The author is head of distribution for the BBC World Service.
LONDON — The BBC World Service, available on radio, TV and online, is part of one of the largest news organization in the world, the BBC.
The weekly reach of the World Service on all platforms accounted for 269 million (up from 246 million in 2015–16). Not long ago the World Service announced its biggest expansion since the 1940s, in a move designed to bring its independent journalism to millions more people around the world, including in places where media freedom is under threat. The World Service expansion includes new services in Afaan Oromo, Amharic, Gujarati, Igbo, Korean, Marathi, Pidgin, Punjabi, Serbian, Telugu, Tigrinya and Yoruba — as well as enhancing existing services in Russia, Africa and around the Arab world.
Large numbers of the BBC’s audience still need international radio broadcasts. Historically, people listened to BBC World Service in English and BBC language services through shortwave radio for an impartial news service. And the audiences remain high; last year the World Service radio audience was 154.5 million. The largest shortwave markets are West Africa, Central Africa and across South and South East Asia. Medium wave is of importance in the Arabic-speaking world and West Asia.
BENEFITS
Right from its late ’90s inception, the development of Digital Radio Mondiale was fully supported and enhanced by the BBC World Service. DRM was seen as an efficient replacement for the analog AM transmissions.
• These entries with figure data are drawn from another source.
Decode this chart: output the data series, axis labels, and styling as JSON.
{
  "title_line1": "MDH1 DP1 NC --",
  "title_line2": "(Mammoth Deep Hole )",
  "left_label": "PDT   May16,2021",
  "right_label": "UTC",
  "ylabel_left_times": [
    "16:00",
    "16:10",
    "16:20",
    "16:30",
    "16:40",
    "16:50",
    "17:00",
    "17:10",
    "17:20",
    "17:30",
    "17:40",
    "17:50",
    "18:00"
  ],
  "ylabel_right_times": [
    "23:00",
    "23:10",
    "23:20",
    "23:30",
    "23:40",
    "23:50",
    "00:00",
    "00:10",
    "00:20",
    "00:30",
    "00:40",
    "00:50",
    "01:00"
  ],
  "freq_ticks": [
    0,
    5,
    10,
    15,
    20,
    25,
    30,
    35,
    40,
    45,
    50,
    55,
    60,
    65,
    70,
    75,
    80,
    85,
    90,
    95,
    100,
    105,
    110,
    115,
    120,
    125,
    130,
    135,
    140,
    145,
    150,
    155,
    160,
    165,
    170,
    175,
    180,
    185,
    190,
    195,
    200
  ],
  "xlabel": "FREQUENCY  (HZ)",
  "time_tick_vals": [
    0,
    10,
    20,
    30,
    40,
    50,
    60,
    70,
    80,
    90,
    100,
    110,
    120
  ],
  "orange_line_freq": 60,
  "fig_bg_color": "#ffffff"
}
When we consider scarcity of spectrum for new uses and appreciate the characteristics of the radio broadcast bands, we recognize the tremendous properties these continue to offer broadcasters to deliver programs over sometimes very large distances and areas or in difficult terrain. Digitizing these bands with a system such as DRM offers many more benefits to the audience and broadcaster.
For example, we serve one of our markets with 32 low-power FM transmitters (each with a radius of about 40 km) and about 20 percent of the country is covered. Apart from the electricity costs for these FM transmitters, there are operational costs to do with staffing, service and maintenance. In the future, one single DRM shortwave transmitter using a near-vertical incidence and a power consumption of 6 kW could offer at least two very good audio services (plus data) and 100 percent territorial coverage. Eight million households in cities and remote areas could be covered and the support costs considerably reduced.
Where medium-wave frequencies and sites exist, multi-channel (therefore multi-language, too) DRM broadcasts can be offered at improved quality, with reduced energy bills and running costs. Unlike analog, DRM allows one frequency to be used repeatedly for the same service over a large area (a single-frequency network), making more efficient use of the spectrum. DRM can transform the quality of the services on the AM bands to be clear and free of any of the interference and distortion. DRM provides text information and images, to complement programs offering thus an enhanced experience to the listener.
Recommended by ITU, DRM digital broadcasting has been proven to work excellently in the shortwave and medium-wave bands. These bands remain key for international broadcasting delivering services without constraints of local “gatekeepers,” in our case allowing millions of people access to BBC News content free of charge. The radio markets are still there, the need for good quality audio with data enhancements is there. The BBC is keen to exploit DRM in order to deliver, to key markets, BBC content free of gatekeepers in a form that can be accessed easily.
For that to be possible, the multi-standard receiver chip is required, and manufacturers must appreciate and act on this global market potential.